Clinton won, after another twelve Republican years (and three landslide victories) in the same manner as Wilson-against a deeply split conservative structure. If Perot had not run, then there would have been more time to focus solely on Clinton’s personal shortcomings, and the result would have been, most certainly, different and no subsequent re-election campaign, again against a fractured G.O.P., for Clinton, who had moved well to the right in his second term.
That Vice-President Gore could not win in 2000, against a relatively unknown Republican candidate, in a time of massive prosperity, shows the real state of the basically conservative nature of the American body politic which then gave the Republicans a further eight years in office.

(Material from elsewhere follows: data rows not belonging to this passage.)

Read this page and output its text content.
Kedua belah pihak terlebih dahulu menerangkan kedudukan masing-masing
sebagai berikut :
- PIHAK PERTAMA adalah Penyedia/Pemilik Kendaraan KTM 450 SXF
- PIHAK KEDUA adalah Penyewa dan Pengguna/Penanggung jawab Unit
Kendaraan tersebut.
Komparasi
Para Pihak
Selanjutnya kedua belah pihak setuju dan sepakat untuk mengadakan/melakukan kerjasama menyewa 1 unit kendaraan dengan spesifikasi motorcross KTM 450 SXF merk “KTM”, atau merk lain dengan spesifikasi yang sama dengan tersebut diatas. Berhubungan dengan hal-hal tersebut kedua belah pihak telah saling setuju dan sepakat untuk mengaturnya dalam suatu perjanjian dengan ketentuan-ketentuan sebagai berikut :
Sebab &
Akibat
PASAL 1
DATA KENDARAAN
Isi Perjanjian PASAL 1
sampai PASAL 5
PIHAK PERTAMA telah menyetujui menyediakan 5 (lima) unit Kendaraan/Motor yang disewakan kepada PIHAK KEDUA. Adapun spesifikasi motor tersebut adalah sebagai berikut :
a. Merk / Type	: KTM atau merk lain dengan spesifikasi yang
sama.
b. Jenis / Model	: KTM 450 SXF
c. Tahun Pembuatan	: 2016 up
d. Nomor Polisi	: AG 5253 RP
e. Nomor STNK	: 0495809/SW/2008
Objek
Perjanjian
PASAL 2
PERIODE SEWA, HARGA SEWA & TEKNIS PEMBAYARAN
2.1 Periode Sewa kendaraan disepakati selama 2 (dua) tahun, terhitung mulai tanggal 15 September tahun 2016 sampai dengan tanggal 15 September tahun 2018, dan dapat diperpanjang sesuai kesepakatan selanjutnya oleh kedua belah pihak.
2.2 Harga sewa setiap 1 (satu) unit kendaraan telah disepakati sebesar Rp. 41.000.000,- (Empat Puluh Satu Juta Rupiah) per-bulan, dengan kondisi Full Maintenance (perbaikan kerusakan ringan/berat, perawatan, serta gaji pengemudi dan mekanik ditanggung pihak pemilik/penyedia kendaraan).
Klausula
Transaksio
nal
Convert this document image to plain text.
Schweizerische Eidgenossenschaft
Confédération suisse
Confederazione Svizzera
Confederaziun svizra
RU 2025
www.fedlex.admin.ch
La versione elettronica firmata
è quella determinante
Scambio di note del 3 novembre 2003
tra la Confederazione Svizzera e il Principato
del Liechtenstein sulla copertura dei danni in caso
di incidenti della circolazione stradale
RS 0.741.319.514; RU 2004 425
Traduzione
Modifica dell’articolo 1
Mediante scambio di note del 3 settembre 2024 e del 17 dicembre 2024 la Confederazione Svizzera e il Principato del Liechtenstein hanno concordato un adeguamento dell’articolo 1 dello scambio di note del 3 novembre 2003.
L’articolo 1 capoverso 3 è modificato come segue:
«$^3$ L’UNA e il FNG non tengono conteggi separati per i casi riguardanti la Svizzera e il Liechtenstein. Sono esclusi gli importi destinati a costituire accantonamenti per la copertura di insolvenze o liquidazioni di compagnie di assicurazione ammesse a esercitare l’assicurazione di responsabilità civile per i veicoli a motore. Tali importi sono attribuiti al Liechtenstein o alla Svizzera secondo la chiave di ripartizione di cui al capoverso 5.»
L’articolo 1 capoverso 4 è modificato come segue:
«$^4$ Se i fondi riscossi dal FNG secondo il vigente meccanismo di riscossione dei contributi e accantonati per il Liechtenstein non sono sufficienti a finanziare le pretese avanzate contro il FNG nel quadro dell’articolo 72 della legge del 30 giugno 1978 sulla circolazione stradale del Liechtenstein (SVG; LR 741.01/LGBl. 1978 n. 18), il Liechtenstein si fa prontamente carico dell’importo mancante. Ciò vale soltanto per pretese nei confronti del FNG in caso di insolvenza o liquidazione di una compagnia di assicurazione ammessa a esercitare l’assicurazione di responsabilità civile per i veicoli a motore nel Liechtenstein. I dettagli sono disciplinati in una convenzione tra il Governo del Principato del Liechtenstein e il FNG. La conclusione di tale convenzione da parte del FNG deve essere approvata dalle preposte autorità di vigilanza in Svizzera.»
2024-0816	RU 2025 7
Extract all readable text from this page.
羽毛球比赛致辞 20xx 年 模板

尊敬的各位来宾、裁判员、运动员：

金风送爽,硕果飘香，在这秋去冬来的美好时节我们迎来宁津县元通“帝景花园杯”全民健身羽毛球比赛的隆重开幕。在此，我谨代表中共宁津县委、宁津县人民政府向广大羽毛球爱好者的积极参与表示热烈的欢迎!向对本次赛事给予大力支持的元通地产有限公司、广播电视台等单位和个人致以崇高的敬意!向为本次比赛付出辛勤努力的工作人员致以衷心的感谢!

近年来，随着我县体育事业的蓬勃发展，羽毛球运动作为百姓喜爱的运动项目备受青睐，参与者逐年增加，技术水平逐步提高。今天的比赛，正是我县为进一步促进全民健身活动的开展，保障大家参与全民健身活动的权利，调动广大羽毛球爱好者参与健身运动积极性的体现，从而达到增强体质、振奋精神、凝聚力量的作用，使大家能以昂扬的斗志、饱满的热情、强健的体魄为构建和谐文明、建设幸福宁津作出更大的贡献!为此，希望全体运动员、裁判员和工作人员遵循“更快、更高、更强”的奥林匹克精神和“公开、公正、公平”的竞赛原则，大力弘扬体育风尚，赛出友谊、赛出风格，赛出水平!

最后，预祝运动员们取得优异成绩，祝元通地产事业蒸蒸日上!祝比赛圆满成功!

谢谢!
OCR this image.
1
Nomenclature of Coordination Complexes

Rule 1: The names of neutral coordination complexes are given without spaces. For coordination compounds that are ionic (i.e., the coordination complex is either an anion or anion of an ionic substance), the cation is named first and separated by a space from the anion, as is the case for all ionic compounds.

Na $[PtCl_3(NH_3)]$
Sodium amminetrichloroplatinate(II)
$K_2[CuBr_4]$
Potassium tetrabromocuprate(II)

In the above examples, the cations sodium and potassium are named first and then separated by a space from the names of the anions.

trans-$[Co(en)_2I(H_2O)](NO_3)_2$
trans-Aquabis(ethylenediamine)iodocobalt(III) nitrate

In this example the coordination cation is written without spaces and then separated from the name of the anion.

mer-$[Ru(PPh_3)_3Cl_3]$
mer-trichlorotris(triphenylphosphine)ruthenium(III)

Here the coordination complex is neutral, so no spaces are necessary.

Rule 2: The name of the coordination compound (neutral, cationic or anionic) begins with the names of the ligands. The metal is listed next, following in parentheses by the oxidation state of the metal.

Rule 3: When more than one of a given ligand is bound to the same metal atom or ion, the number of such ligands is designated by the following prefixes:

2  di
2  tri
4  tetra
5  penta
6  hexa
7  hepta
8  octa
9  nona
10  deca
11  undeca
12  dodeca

This basic, conservative American nature was not transformed in 2008 with Obama’s victory which, again, an extraordinary chain of circumstances brought about. Obama received an unprecedented amount of Black support, which is of course understandable given this great source of pride that one of their own was running. He was further aided by the unusually large turnout of young people who were inspired by his soaring oratory (but who have subsequently returned to low voting form as the effects of the oratory met with reality)
However even with all that going for him, the election hung in the balance (with the Republicans edging ahead at one point) until the extraordinary circumstance of a huge economic collapse made his election inevitable.
The 2010 midterms elections, with the resulting massive swing back to the G.O.P. has put paid to the misinterpretation by the Democrat’s and their media allies, that Obama’s 2008 victory signalled some sort of radical change in the voting patterns-which it clearly did not.
Unless the Obama administration makes an effort at accommodation with the Republicans, and political reality, and understands that America is still a center right nation, Obama will find that he, like Carter will be a one term president at the hands of Palin. Palin represents and is fact an archetypical representative of the middle America which has traditionally supported conservatives in presidential elections by an overwhelming majority.
If the Obama administration does not move to the center, as Clinton did, it will eventually split the Democratic party into its “progressive”/green” wing and its moderate wing, where it would have been placed some time ago except for slavery, depressions and short lived G.O.P. fissures.